The course requires the knowledge of the main notions of inferential statistics, matrix algebra and the basic concepts of the linear regression model with one single regressor.
Assessment methods and Criteria
Assessment Logics and Statistics & Econometrics are assessed separately, and the final mark is a weighted average of the mark of two parts, with weights 1/4 for Logics and 3/4 for Statistics and Econometrics (reflecting the hours allocated to each part). Logic is assessed by means of a 90 minutes written exam, composed of two parts: Part A. Formal logic test: semi-structured test with multiple choice questions and open questions (45 minutes). Part B. Argument Analysis: open questions (45 minutes) Evaluation parameters: knowledge of logical and argumentative tools, ability in reconstructing and evaluating formal and informal arguments, capacity of constructing simple proofs and arguments. Statistics and Econometrics is assessed by means of a 90 minutes written exam only. Only for the December 2019 Assessment, it is possible to complement the Statistics and Econometrics exam with a Mini-Project.
· What is contemporary logic · Propositional logic: the language · Propositional logic: the rules · Predicate logic: the language · Predicate logic: the rules · Logic and the analysis of public discourse
· Preliminary mathematics and introduction to the probability model; · Random variables and distributions; · Mathematical expectations; · Some useful distributions; · Asymptotic / large sample distribution theory; · Sampling distributions; · Point estimation; · Maximum likelihood estimation; · Interval estimation; · Hypothesis testing.
Suggested Handbook: forallx:Cambridge, P.D. Magnus, University at Albany, State University of New York. Modified for the Cambridge Course by: Tim Button, University of Cambridge (available online). At the end of the course, the lecturer's notes will be placed at students' disposal.
Most introductory statistics book provide a useful and detailed reference to review the material of these lectures. For example, ∙ Miller, I. and M. Miller, 2004. John E. Freund's mathematical statistics with applications, 7th edition, Pearson Prentice-Hall. Many introductory econometrics texts also contain useful reviews of the relevant statistical concepts. For example, ∙ Wooldridge, J., 2003. Introductory econometrics, 2nd ed., South Western College Publishing, Appendix B and C.

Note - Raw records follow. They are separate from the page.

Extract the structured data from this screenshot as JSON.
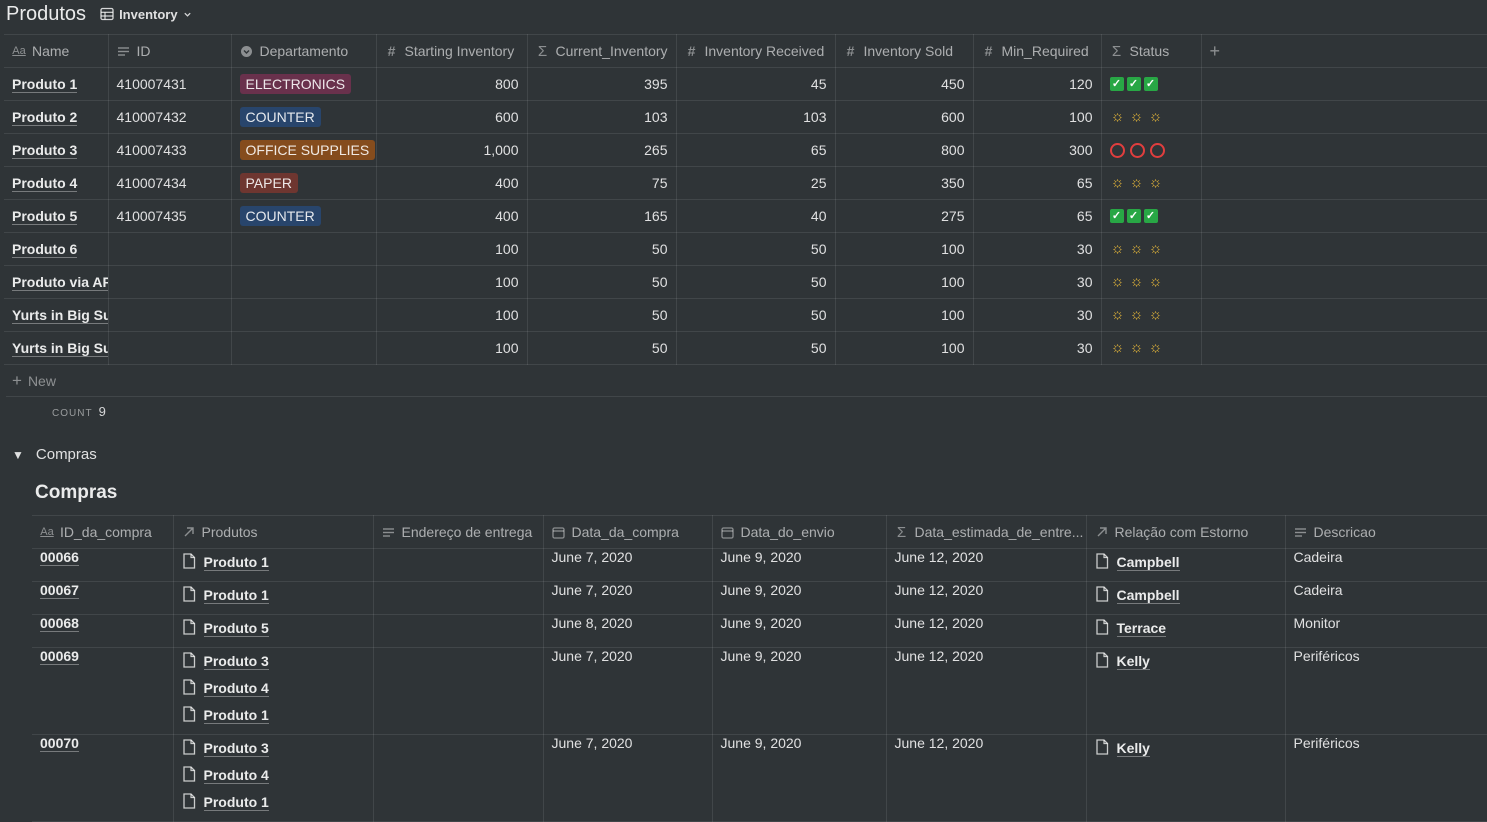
{
  "page": {
    "title": "Produtos",
    "view_name": "Inventory"
  },
  "inventory": {
    "columns": [
      {
        "label": "Name",
        "icon": "title-property-icon"
      },
      {
        "label": "ID",
        "icon": "text-property-icon"
      },
      {
        "label": "Departamento",
        "icon": "select-property-icon"
      },
      {
        "label": "Starting Inventory",
        "icon": "number-property-icon"
      },
      {
        "label": "Current_Inventory",
        "icon": "formula-property-icon"
      },
      {
        "label": "Inventory Received",
        "icon": "number-property-icon"
      },
      {
        "label": "Inventory Sold",
        "icon": "number-property-icon"
      },
      {
        "label": "Min_Required",
        "icon": "number-property-icon"
      },
      {
        "label": "Status",
        "icon": "formula-property-icon"
      }
    ],
    "rows": [
      {
        "name": "Produto 1",
        "id": "410007431",
        "dept": "ELECTRONICS",
        "dept_color": "#69314c",
        "start": "800",
        "current": "395",
        "received": "45",
        "sold": "450",
        "min": "120",
        "status": "check"
      },
      {
        "name": "Produto 2",
        "id": "410007432",
        "dept": "COUNTER",
        "dept_color": "#28456c",
        "start": "600",
        "current": "103",
        "received": "103",
        "sold": "600",
        "min": "100",
        "status": "sun"
      },
      {
        "name": "Produto 3",
        "id": "410007433",
        "dept": "OFFICE SUPPLIES",
        "dept_color": "#854c1d",
        "start": "1,000",
        "current": "265",
        "received": "65",
        "sold": "800",
        "min": "300",
        "status": "circle"
      },
      {
        "name": "Produto 4",
        "id": "410007434",
        "dept": "PAPER",
        "dept_color": "#6e3630",
        "start": "400",
        "current": "75",
        "received": "25",
        "sold": "350",
        "min": "65",
        "status": "sun"
      },
      {
        "name": "Produto 5",
        "id": "410007435",
        "dept": "COUNTER",
        "dept_color": "#28456c",
        "start": "400",
        "current": "165",
        "received": "40",
        "sold": "275",
        "min": "65",
        "status": "check"
      },
      {
        "name": "Produto 6",
        "id": "",
        "dept": "",
        "dept_color": "",
        "start": "100",
        "current": "50",
        "received": "50",
        "sold": "100",
        "min": "30",
        "status": "sun"
      },
      {
        "name": "Produto via API",
        "id": "",
        "dept": "",
        "dept_color": "",
        "start": "100",
        "current": "50",
        "received": "50",
        "sold": "100",
        "min": "30",
        "status": "sun"
      },
      {
        "name": "Yurts in Big Sur",
        "id": "",
        "dept": "",
        "dept_color": "",
        "start": "100",
        "current": "50",
        "received": "50",
        "sold": "100",
        "min": "30",
        "status": "sun"
      },
      {
        "name": "Yurts in Big Sur",
        "id": "",
        "dept": "",
        "dept_color": "",
        "start": "100",
        "current": "50",
        "received": "50",
        "sold": "100",
        "min": "30",
        "status": "sun"
      }
    ],
    "new_label": "New",
    "count_label": "COUNT",
    "count_value": "9",
    "status_colors": {
      "check": "#28a745",
      "sun": "#e6b73a",
      "circle": "#e03e3e"
    }
  },
  "compras_toggle": {
    "label": "Compras"
  },
  "compras": {
    "title": "Compras",
    "columns": [
      {
        "label": "ID_da_compra",
        "icon": "title-property-icon"
      },
      {
        "label": "Produtos",
        "icon": "relation-property-icon"
      },
      {
        "label": "Endereço de entrega",
        "icon": "text-property-icon"
      },
      {
        "label": "Data_da_compra",
        "icon": "date-property-icon"
      },
      {
        "label": "Data_do_envio",
        "icon": "date-property-icon"
      },
      {
        "label": "Data_estimada_de_entre...",
        "icon": "formula-property-icon"
      },
      {
        "label": "Relação com Estorno",
        "icon": "relation-property-icon"
      },
      {
        "label": "Descricao",
        "icon": "text-property-icon"
      }
    ],
    "rows": [
      {
        "id": "00066",
        "produtos": [
          "Produto 1"
        ],
        "endereco": "",
        "compra": "June 7, 2020",
        "envio": "June 9, 2020",
        "estimada": "June 12, 2020",
        "estorno": "Campbell",
        "descricao": "Cadeira"
      },
      {
        "id": "00067",
        "produtos": [
          "Produto 1"
        ],
        "endereco": "",
        "compra": "June 7, 2020",
        "envio": "June 9, 2020",
        "estimada": "June 12, 2020",
        "estorno": "Campbell",
        "descricao": "Cadeira"
      },
      {
        "id": "00068",
        "produtos": [
          "Produto 5"
        ],
        "endereco": "",
        "compra": "June 8, 2020",
        "envio": "June 9, 2020",
        "estimada": "June 12, 2020",
        "estorno": "Terrace",
        "descricao": "Monitor"
      },
      {
        "id": "00069",
        "produtos": [
          "Produto 3",
          "Produto 4",
          "Produto 1"
        ],
        "endereco": "",
        "compra": "June 7, 2020",
        "envio": "June 9, 2020",
        "estimada": "June 12, 2020",
        "estorno": "Kelly",
        "descricao": "Periféricos"
      },
      {
        "id": "00070",
        "produtos": [
          "Produto 3",
          "Produto 4",
          "Produto 1"
        ],
        "endereco": "",
        "compra": "June 7, 2020",
        "envio": "June 9, 2020",
        "estimada": "June 12, 2020",
        "estorno": "Kelly",
        "descricao": "Periféricos"
      }
    ]
  }
}
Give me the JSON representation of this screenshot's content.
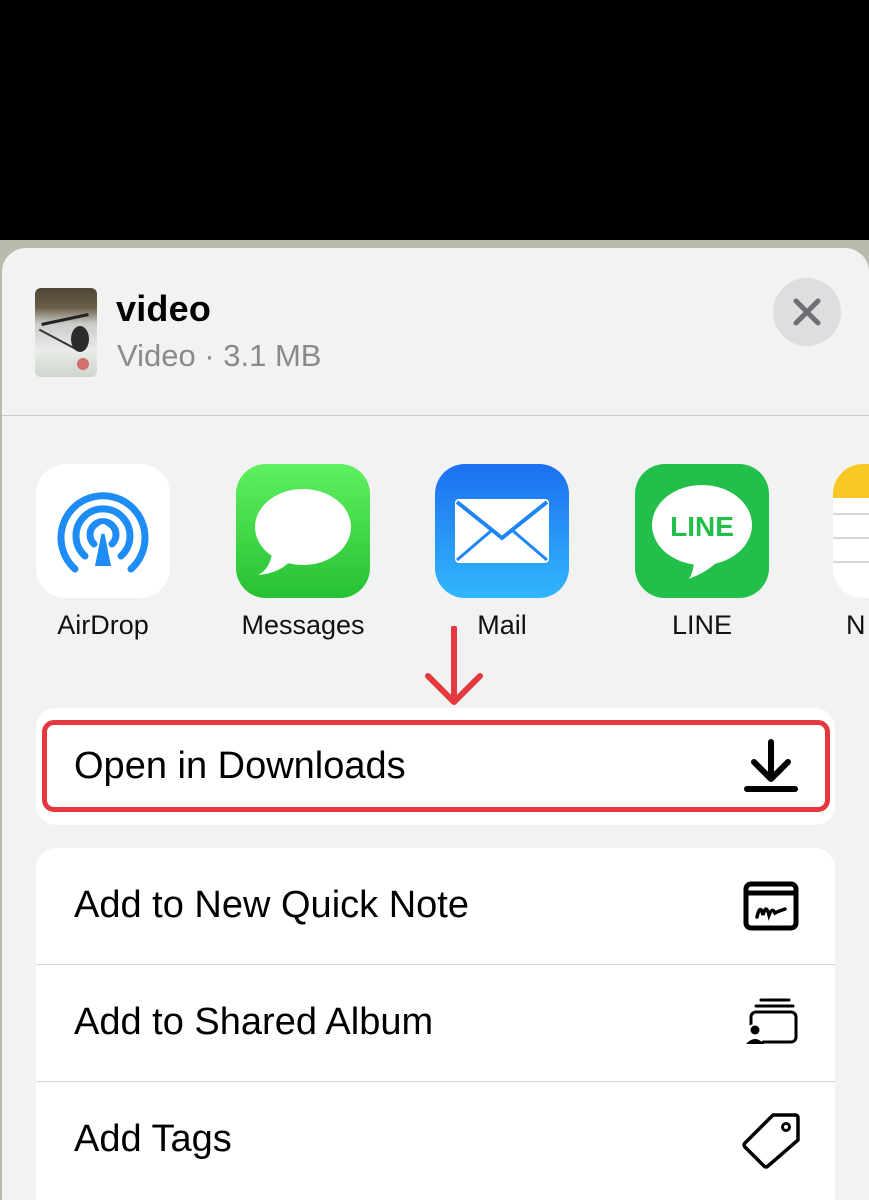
{
  "file": {
    "name": "video",
    "meta": "Video · 3.1 MB"
  },
  "apps": [
    {
      "label": "AirDrop",
      "icon": "airdrop-icon"
    },
    {
      "label": "Messages",
      "icon": "messages-icon"
    },
    {
      "label": "Mail",
      "icon": "mail-icon"
    },
    {
      "label": "LINE",
      "icon": "line-icon",
      "icon_text": "LINE"
    },
    {
      "label": "N",
      "icon": "notes-icon"
    }
  ],
  "actions": {
    "primary": {
      "label": "Open in Downloads",
      "icon": "download-icon"
    },
    "list": [
      {
        "label": "Add to New Quick Note",
        "icon": "quick-note-icon"
      },
      {
        "label": "Add to Shared Album",
        "icon": "shared-album-icon"
      },
      {
        "label": "Add Tags",
        "icon": "tag-icon"
      }
    ]
  },
  "colors": {
    "highlight": "#e5383f",
    "sheet_background": "#f2f2f2",
    "secondary_text": "#8a8a8e"
  }
}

· The nature of econometrics and economic data · Regression analysis with cross sectional data · Linear Regression with One Regressor · Linear Regression with Multiple Regressors · Hypothesis Testing · Large samples · Further issues in the linear regression model · Instrumental Variable Regression (IV-TSLS) · Regression with a Binary Dependent Variable · Regression with pooled cross sections · Regression with panel data · Regression with time series data
20 two-hours lectures
[Reference material]: ECONOMETRICS
The reference book is:
∙ Wooldridge, J., 2003. Introductory econometrics, 2nd ed., South Western College Publishing.